Use a newer PHP runtime version#

Security · App Service · Rule · 2024_03 · Important

Configure applications to use newer PHP runtime versions.

Description#

Within a App Service app, the version of PHP runtime used to run application/ site code is configurable.

Overtime, a specific version of PHP may become outdated and no longer supported by Microsoft in Azure App Service. This can lead to security vulnerabilities or are simply not able to use the latest security features.
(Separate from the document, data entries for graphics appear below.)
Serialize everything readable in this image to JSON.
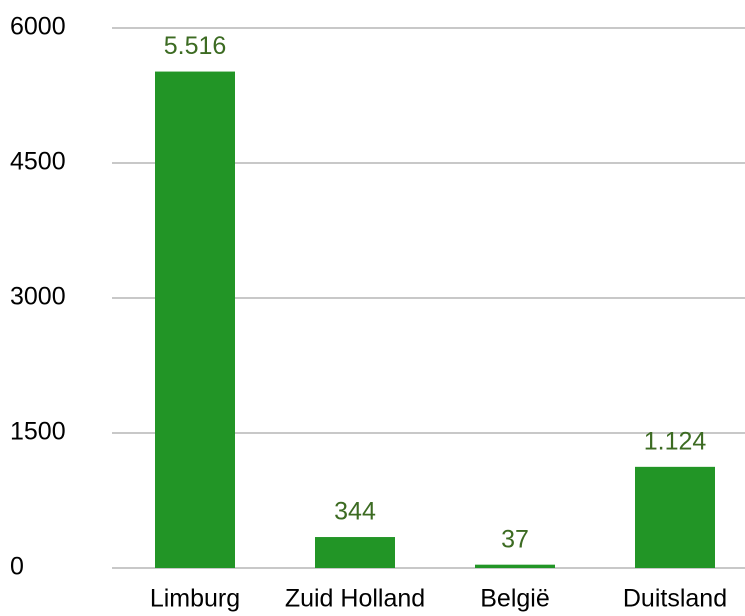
{
  "chart_data": {
    "type": "bar",
    "categories": [
      "Limburg",
      "Zuid Holland",
      "België",
      "Duitsland"
    ],
    "values": [
      5516,
      344,
      37,
      1124
    ],
    "value_labels": [
      "5.516",
      "344",
      "37",
      "1.124"
    ],
    "color": "#229526",
    "ylim": [
      0,
      6000
    ],
    "yticks": [
      0,
      1500,
      3000,
      4500,
      6000
    ],
    "grid": true
  }
}
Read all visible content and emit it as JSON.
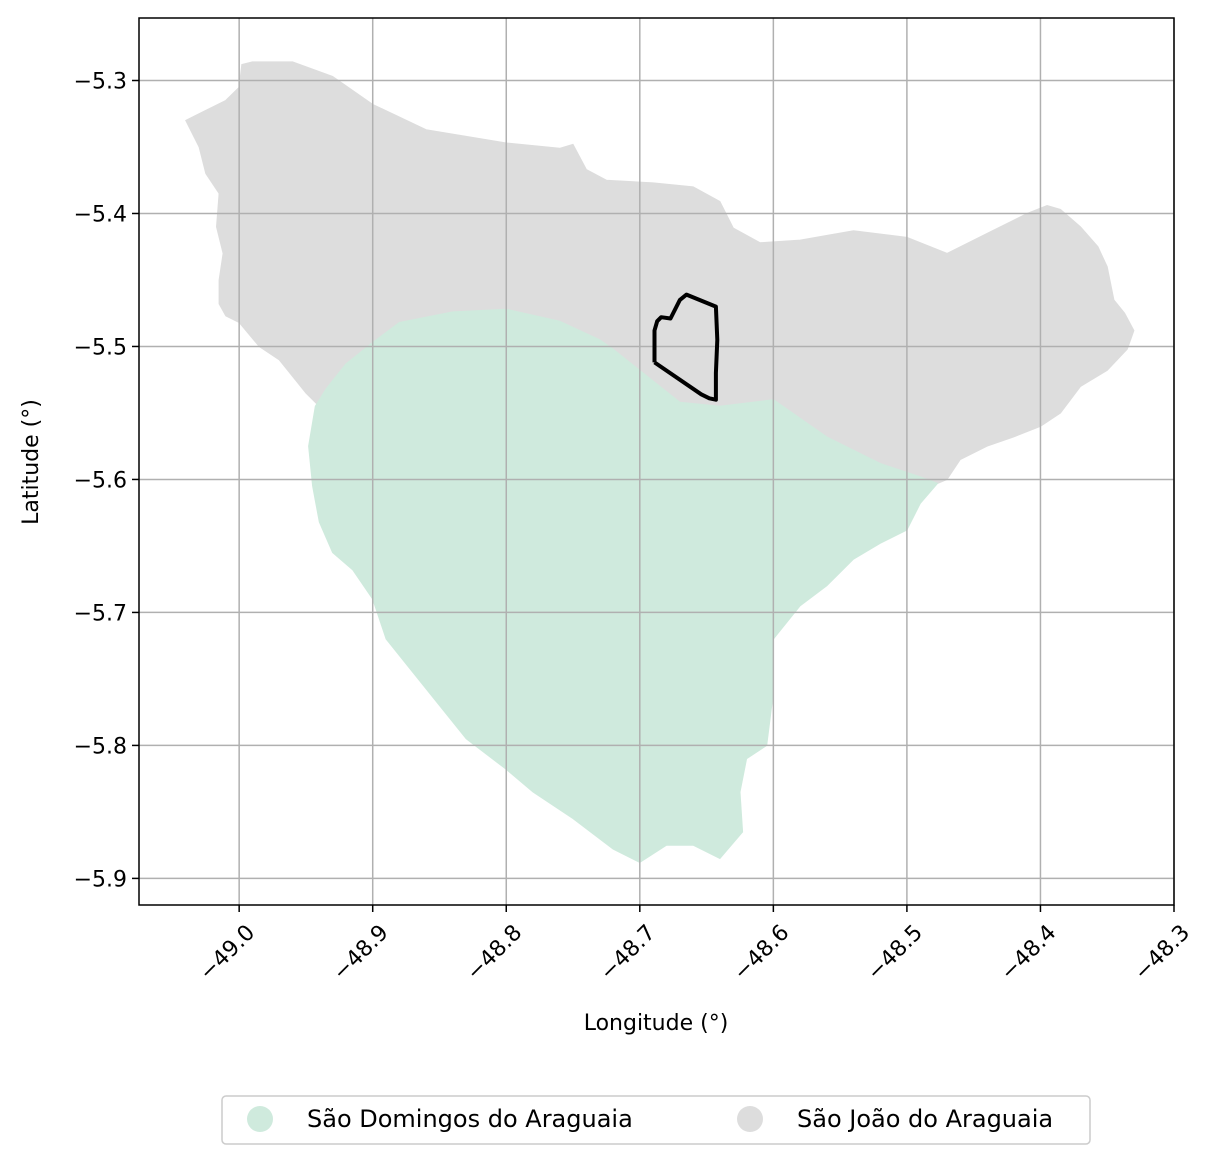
{
  "chart_data": {
    "type": "map",
    "title": "",
    "xlabel": "Longitude (°)",
    "ylabel": "Latitude (°)",
    "xlim": [
      -49.075,
      -48.3
    ],
    "ylim": [
      -5.92,
      -5.253
    ],
    "grid": true,
    "x_ticks": [
      -49.0,
      -48.9,
      -48.8,
      -48.7,
      -48.6,
      -48.5,
      -48.4,
      -48.3
    ],
    "x_tick_labels": [
      "−49.0",
      "−48.9",
      "−48.8",
      "−48.7",
      "−48.6",
      "−48.5",
      "−48.4",
      "−48.3"
    ],
    "y_ticks": [
      -5.3,
      -5.4,
      -5.5,
      -5.6,
      -5.7,
      -5.8,
      -5.9
    ],
    "y_tick_labels": [
      "−5.3",
      "−5.4",
      "−5.5",
      "−5.6",
      "−5.7",
      "−5.8",
      "−5.9"
    ],
    "regions": [
      {
        "name": "São João do Araguaia",
        "color": "#dddddd",
        "outline": [
          [
            -49.04,
            -5.33
          ],
          [
            -49.03,
            -5.325
          ],
          [
            -49.01,
            -5.315
          ],
          [
            -49.0,
            -5.305
          ],
          [
            -48.998,
            -5.288
          ],
          [
            -48.99,
            -5.286
          ],
          [
            -48.96,
            -5.286
          ],
          [
            -48.93,
            -5.297
          ],
          [
            -48.9,
            -5.318
          ],
          [
            -48.86,
            -5.337
          ],
          [
            -48.8,
            -5.347
          ],
          [
            -48.76,
            -5.351
          ],
          [
            -48.75,
            -5.348
          ],
          [
            -48.74,
            -5.367
          ],
          [
            -48.725,
            -5.375
          ],
          [
            -48.69,
            -5.377
          ],
          [
            -48.66,
            -5.38
          ],
          [
            -48.64,
            -5.391
          ],
          [
            -48.63,
            -5.411
          ],
          [
            -48.61,
            -5.422
          ],
          [
            -48.58,
            -5.42
          ],
          [
            -48.54,
            -5.413
          ],
          [
            -48.5,
            -5.418
          ],
          [
            -48.47,
            -5.43
          ],
          [
            -48.44,
            -5.415
          ],
          [
            -48.41,
            -5.4
          ],
          [
            -48.395,
            -5.394
          ],
          [
            -48.385,
            -5.397
          ],
          [
            -48.37,
            -5.41
          ],
          [
            -48.357,
            -5.425
          ],
          [
            -48.35,
            -5.44
          ],
          [
            -48.345,
            -5.465
          ],
          [
            -48.337,
            -5.475
          ],
          [
            -48.33,
            -5.488
          ],
          [
            -48.335,
            -5.502
          ],
          [
            -48.35,
            -5.518
          ],
          [
            -48.37,
            -5.53
          ],
          [
            -48.385,
            -5.55
          ],
          [
            -48.4,
            -5.56
          ],
          [
            -48.42,
            -5.568
          ],
          [
            -48.44,
            -5.575
          ],
          [
            -48.46,
            -5.585
          ],
          [
            -48.47,
            -5.6
          ],
          [
            -48.477,
            -5.603
          ],
          [
            -48.49,
            -5.598
          ],
          [
            -48.52,
            -5.588
          ],
          [
            -48.56,
            -5.568
          ],
          [
            -48.6,
            -5.54
          ],
          [
            -48.64,
            -5.545
          ],
          [
            -48.67,
            -5.542
          ],
          [
            -48.7,
            -5.518
          ],
          [
            -48.72,
            -5.502
          ],
          [
            -48.73,
            -5.495
          ],
          [
            -48.76,
            -5.481
          ],
          [
            -48.8,
            -5.472
          ],
          [
            -48.84,
            -5.474
          ],
          [
            -48.88,
            -5.482
          ],
          [
            -48.9,
            -5.497
          ],
          [
            -48.92,
            -5.513
          ],
          [
            -48.935,
            -5.532
          ],
          [
            -48.94,
            -5.545
          ],
          [
            -48.95,
            -5.535
          ],
          [
            -48.97,
            -5.51
          ],
          [
            -48.985,
            -5.5
          ],
          [
            -49.0,
            -5.482
          ],
          [
            -49.01,
            -5.477
          ],
          [
            -49.015,
            -5.468
          ],
          [
            -49.015,
            -5.45
          ],
          [
            -49.012,
            -5.43
          ],
          [
            -49.017,
            -5.41
          ],
          [
            -49.015,
            -5.385
          ],
          [
            -49.025,
            -5.37
          ],
          [
            -49.03,
            -5.35
          ],
          [
            -49.04,
            -5.33
          ]
        ]
      },
      {
        "name": "São Domingos do Araguaia",
        "color": "#cfeadd",
        "outline": [
          [
            -48.943,
            -5.545
          ],
          [
            -48.935,
            -5.532
          ],
          [
            -48.92,
            -5.513
          ],
          [
            -48.9,
            -5.497
          ],
          [
            -48.88,
            -5.482
          ],
          [
            -48.84,
            -5.474
          ],
          [
            -48.8,
            -5.472
          ],
          [
            -48.76,
            -5.481
          ],
          [
            -48.73,
            -5.495
          ],
          [
            -48.72,
            -5.502
          ],
          [
            -48.7,
            -5.518
          ],
          [
            -48.67,
            -5.542
          ],
          [
            -48.64,
            -5.545
          ],
          [
            -48.6,
            -5.54
          ],
          [
            -48.56,
            -5.568
          ],
          [
            -48.52,
            -5.588
          ],
          [
            -48.49,
            -5.598
          ],
          [
            -48.477,
            -5.603
          ],
          [
            -48.49,
            -5.618
          ],
          [
            -48.5,
            -5.638
          ],
          [
            -48.52,
            -5.648
          ],
          [
            -48.54,
            -5.66
          ],
          [
            -48.56,
            -5.68
          ],
          [
            -48.58,
            -5.695
          ],
          [
            -48.6,
            -5.72
          ],
          [
            -48.6,
            -5.76
          ],
          [
            -48.605,
            -5.8
          ],
          [
            -48.62,
            -5.81
          ],
          [
            -48.625,
            -5.835
          ],
          [
            -48.623,
            -5.865
          ],
          [
            -48.64,
            -5.885
          ],
          [
            -48.66,
            -5.875
          ],
          [
            -48.68,
            -5.875
          ],
          [
            -48.7,
            -5.888
          ],
          [
            -48.72,
            -5.878
          ],
          [
            -48.75,
            -5.855
          ],
          [
            -48.78,
            -5.835
          ],
          [
            -48.8,
            -5.818
          ],
          [
            -48.83,
            -5.795
          ],
          [
            -48.85,
            -5.77
          ],
          [
            -48.87,
            -5.745
          ],
          [
            -48.89,
            -5.72
          ],
          [
            -48.9,
            -5.69
          ],
          [
            -48.915,
            -5.668
          ],
          [
            -48.93,
            -5.655
          ],
          [
            -48.94,
            -5.632
          ],
          [
            -48.945,
            -5.605
          ],
          [
            -48.948,
            -5.575
          ],
          [
            -48.943,
            -5.545
          ]
        ]
      }
    ],
    "highlight_outline": {
      "color": "#000000",
      "points": [
        [
          -48.689,
          -5.512
        ],
        [
          -48.689,
          -5.488
        ],
        [
          -48.687,
          -5.481
        ],
        [
          -48.684,
          -5.478
        ],
        [
          -48.677,
          -5.479
        ],
        [
          -48.67,
          -5.465
        ],
        [
          -48.665,
          -5.461
        ],
        [
          -48.643,
          -5.47
        ],
        [
          -48.642,
          -5.495
        ],
        [
          -48.643,
          -5.52
        ],
        [
          -48.643,
          -5.54
        ],
        [
          -48.648,
          -5.539
        ],
        [
          -48.654,
          -5.536
        ],
        [
          -48.689,
          -5.512
        ]
      ]
    },
    "legend": {
      "placement": "bottom-center",
      "entries": [
        {
          "label": "São Domingos do Araguaia",
          "color": "#cfeadd"
        },
        {
          "label": "São João do Araguaia",
          "color": "#dddddd"
        }
      ]
    }
  }
}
PHP 8.0 and 8.1 are approaching end of support.

Recommendation#

Consider updating the site to use a newer PHP runtime version such as 8.2.

Examples#

Configure with Azure template#

To deploy App Services that pass this rule:

Set properties.siteConfig.linuxFxVersion to a minimum of PHP|8.2.

For example:

Azure Template snippet

{
  "type": "Microsoft.Web/sites",
  "apiVersion": "2023-01-01",
  "name": "[parameters('name')]",
  "location": "[parameters('location')]",
  "identity": {
    "type": "SystemAssigned"
  },
  "kind": "web",
  "properties": {
    "serverFarmId": "[resourceId('Microsoft.Web/serverfarms', parameters('planName'))]",
    "httpsOnly": true,
    "clientAffinityEnabled": false,
    "siteConfig": {
      "alwaysOn": true,
      "minTlsVersion": "1.2",
      "ftpsState": "Disabled",
      "http20Enabled": true,
      "healthCheckPath": "/healthz",
      "linuxFxVersion": "PHP|8.2"
    }
  },
  "dependsOn": [
    "[resourceId('Microsoft.Web/serverfarms', parameters('planName'))]"
  ]
}

Configure with Bicep#

To deploy App Services that pass this rule:

Set properties.siteConfig.linuxFxVersion to a minimum of PHP|8.2.

For example:

Azure Bicep snippet

resource php 'Microsoft.Web/sites@2023-01-01' = {
  name: name
  location: location
  identity: {
    type: 'SystemAssigned'
  }
  kind: 'web'
  properties: {
    serverFarmId: plan.id
    httpsOnly: true
    clientAffinityEnabled: false
    siteConfig: {
      alwaysOn: true
      minTlsVersion: '1.2'
      ftpsState: 'Disabled'
      http20Enabled: true
      healthCheckPath: '/healthz'
      linuxFxVersion: 'PHP|8.2'
    }
  }
}

Configure with Azure Policy#

To address this issue at runtime use the following policies:

App Service apps that use PHP should use a specified 'PHP version' /providers/Microsoft.Authorization/policyDefinitions/7261b898-8a84-4db8-9e04-18527132abb3
App Service app slots that use PHP should use a specified 'PHP version' /providers/Microsoft.Authorization/policyDefinitions/f466b2a6-823d-470d-8ea5-b031e72d79ae

Notes#

From November 2022 - PHP is only supported on Linux-based plans.